Une grande partie de ces personnes est détenue à l’infirmerie du centre la majeure partie du temps. Depuis 2012, l’ACAIP réclame un plan qui tienne compte des besoins de ces personnes ainsi que la construction d’installations adaptées[^1] [^2].

[^1]:“Una jubilacion entre rejas” dans El Pais, 12/2012

[^2]:“Instrucción 8/2011. Atención integral para las personas mayores en el medio penitenciario”, ACAIP

Un grand nombre de détenus souffre de maladies ou de troubles mentaux. L’Espagne ne compte que deux établissements pénitentiaires psychiatriques, à Séville et à Alicante. Ceux-ci ne disposent pas d’assez de places pour accueillir toutes les personnes détenues atteintes de troubles mentaux qui devraient en bénéficier. Selon les organisations de défense des droits humains, l’administration pénitentiaire néglige cette catégorie de personnes qui constitue au moins 25 % de la population carcérale espagnole. L’analyse des chiffres officiels montre qu’en moyenne 46 % des admissions dans les infirmeries des établissements pénitentiaires sont dues à une pathologie psychiatrique. 25 000 cas environ ont été recensés au cours des trois dernières années. Le Secrétariat général des Institutions pénitentiaires ne connaît pas exactement le nombre de personnes souffrant de troubles mentaux détenues dans les prisons, le lieu de leur détention ou le nombre de personnes déclarées irresponsables.

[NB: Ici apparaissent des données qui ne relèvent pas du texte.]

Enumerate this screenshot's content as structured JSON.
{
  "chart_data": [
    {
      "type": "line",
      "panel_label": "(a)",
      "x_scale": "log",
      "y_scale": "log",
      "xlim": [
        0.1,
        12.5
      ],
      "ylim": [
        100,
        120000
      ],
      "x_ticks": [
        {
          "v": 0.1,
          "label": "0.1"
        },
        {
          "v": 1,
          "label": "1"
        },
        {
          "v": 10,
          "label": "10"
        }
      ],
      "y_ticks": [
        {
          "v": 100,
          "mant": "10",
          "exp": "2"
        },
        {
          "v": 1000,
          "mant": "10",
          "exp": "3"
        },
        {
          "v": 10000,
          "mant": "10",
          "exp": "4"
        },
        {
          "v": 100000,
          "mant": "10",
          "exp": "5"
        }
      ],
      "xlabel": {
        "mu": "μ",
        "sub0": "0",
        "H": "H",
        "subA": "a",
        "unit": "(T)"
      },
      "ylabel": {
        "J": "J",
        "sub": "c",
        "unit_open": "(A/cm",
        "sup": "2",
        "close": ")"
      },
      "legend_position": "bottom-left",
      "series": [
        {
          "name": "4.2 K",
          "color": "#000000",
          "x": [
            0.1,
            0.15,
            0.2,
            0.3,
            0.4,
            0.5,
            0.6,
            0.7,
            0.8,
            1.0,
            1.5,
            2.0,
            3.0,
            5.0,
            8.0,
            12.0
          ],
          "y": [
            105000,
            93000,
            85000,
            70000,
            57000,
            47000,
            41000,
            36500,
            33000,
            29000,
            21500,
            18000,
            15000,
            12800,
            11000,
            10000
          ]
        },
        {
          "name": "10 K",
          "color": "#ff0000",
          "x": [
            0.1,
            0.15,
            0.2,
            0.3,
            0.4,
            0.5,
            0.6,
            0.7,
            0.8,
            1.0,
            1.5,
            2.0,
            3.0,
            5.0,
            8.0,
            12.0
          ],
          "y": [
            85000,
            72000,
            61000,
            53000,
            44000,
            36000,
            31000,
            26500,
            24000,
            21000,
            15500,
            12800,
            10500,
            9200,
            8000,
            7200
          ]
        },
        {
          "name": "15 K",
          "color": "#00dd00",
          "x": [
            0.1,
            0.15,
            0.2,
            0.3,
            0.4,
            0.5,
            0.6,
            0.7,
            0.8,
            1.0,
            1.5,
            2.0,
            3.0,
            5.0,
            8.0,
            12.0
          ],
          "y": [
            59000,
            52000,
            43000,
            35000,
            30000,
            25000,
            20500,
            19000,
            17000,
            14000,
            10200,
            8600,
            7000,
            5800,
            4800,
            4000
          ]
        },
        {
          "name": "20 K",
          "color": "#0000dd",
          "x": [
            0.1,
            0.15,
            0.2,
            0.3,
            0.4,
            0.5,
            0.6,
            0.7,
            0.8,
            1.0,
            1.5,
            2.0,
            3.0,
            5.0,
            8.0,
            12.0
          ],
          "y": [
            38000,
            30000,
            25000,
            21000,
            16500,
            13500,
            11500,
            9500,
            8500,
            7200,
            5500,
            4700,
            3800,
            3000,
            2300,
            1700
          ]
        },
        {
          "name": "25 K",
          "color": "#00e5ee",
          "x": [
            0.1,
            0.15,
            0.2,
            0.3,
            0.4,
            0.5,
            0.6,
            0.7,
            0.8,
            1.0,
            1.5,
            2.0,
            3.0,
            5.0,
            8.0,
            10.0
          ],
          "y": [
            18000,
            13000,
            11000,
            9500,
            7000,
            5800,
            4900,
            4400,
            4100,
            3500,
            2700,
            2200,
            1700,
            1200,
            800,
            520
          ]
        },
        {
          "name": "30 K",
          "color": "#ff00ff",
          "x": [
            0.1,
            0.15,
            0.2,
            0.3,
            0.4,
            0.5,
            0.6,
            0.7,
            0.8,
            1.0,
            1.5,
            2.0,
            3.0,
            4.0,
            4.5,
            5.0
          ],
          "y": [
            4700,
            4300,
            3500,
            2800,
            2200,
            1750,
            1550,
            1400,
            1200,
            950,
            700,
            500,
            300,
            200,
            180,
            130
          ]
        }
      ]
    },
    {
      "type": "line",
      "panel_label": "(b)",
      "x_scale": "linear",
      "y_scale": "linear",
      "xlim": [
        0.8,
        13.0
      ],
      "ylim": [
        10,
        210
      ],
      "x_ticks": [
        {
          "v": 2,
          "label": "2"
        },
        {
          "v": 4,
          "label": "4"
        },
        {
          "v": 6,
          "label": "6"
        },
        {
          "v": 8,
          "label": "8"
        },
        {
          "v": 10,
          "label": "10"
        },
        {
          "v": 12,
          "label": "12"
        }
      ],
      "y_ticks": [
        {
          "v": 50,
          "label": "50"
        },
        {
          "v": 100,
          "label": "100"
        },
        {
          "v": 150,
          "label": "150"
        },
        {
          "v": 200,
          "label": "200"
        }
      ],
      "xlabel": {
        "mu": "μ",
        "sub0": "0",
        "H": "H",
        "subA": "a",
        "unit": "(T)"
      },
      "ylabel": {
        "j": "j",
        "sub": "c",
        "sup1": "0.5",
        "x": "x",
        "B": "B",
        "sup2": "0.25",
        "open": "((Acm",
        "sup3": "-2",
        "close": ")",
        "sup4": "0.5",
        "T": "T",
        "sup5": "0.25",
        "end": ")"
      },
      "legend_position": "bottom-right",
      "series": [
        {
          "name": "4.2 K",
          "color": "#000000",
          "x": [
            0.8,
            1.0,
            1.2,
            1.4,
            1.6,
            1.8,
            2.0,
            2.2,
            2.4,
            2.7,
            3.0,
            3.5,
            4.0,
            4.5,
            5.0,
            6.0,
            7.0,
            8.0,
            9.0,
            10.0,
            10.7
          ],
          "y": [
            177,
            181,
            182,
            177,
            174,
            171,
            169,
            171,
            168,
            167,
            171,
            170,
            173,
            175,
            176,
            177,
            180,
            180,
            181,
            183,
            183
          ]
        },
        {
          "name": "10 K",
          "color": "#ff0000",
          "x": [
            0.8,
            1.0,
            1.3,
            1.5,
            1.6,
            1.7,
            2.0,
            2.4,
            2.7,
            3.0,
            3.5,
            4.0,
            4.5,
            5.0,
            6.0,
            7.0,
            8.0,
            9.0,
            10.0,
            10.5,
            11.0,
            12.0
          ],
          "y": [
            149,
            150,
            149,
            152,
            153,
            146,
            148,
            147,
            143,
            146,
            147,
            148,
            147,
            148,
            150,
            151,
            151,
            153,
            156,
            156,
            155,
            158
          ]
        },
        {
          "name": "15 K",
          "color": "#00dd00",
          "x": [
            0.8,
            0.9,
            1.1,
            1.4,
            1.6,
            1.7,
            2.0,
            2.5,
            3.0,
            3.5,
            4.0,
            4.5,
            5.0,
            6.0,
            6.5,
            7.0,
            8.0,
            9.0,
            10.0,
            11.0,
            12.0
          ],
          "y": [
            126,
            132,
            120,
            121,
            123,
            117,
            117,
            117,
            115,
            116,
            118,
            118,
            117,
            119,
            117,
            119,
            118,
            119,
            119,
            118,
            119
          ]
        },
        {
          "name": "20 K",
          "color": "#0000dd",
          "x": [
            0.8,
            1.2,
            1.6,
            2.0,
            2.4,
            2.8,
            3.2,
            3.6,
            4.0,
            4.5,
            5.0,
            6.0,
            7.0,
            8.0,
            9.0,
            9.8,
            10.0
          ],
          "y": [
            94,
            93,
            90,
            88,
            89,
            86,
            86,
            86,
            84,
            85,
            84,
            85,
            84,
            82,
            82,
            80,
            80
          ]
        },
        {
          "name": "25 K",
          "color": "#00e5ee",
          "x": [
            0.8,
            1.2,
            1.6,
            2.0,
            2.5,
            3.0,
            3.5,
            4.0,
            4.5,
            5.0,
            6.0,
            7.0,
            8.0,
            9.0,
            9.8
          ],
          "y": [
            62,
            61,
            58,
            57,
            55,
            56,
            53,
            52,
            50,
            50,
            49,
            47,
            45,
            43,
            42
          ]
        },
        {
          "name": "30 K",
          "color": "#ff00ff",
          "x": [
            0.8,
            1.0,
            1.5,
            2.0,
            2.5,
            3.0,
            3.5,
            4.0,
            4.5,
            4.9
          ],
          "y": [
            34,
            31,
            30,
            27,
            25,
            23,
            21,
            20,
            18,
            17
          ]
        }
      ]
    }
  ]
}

Les personnes souffrant de handicaps physiques importants peuvent être classées en catégorie de troisième degré pour des raisons humanitaires.
Dans son rapport de 2015, la CPDT dénonce le décès de P.M. dans la prison Séville II, après que sa mise en liberté conditionnelle pour maladie grave et incurable eut été refusée. Un cancer du larynx en phase terminale lui avait été diagnostiqué.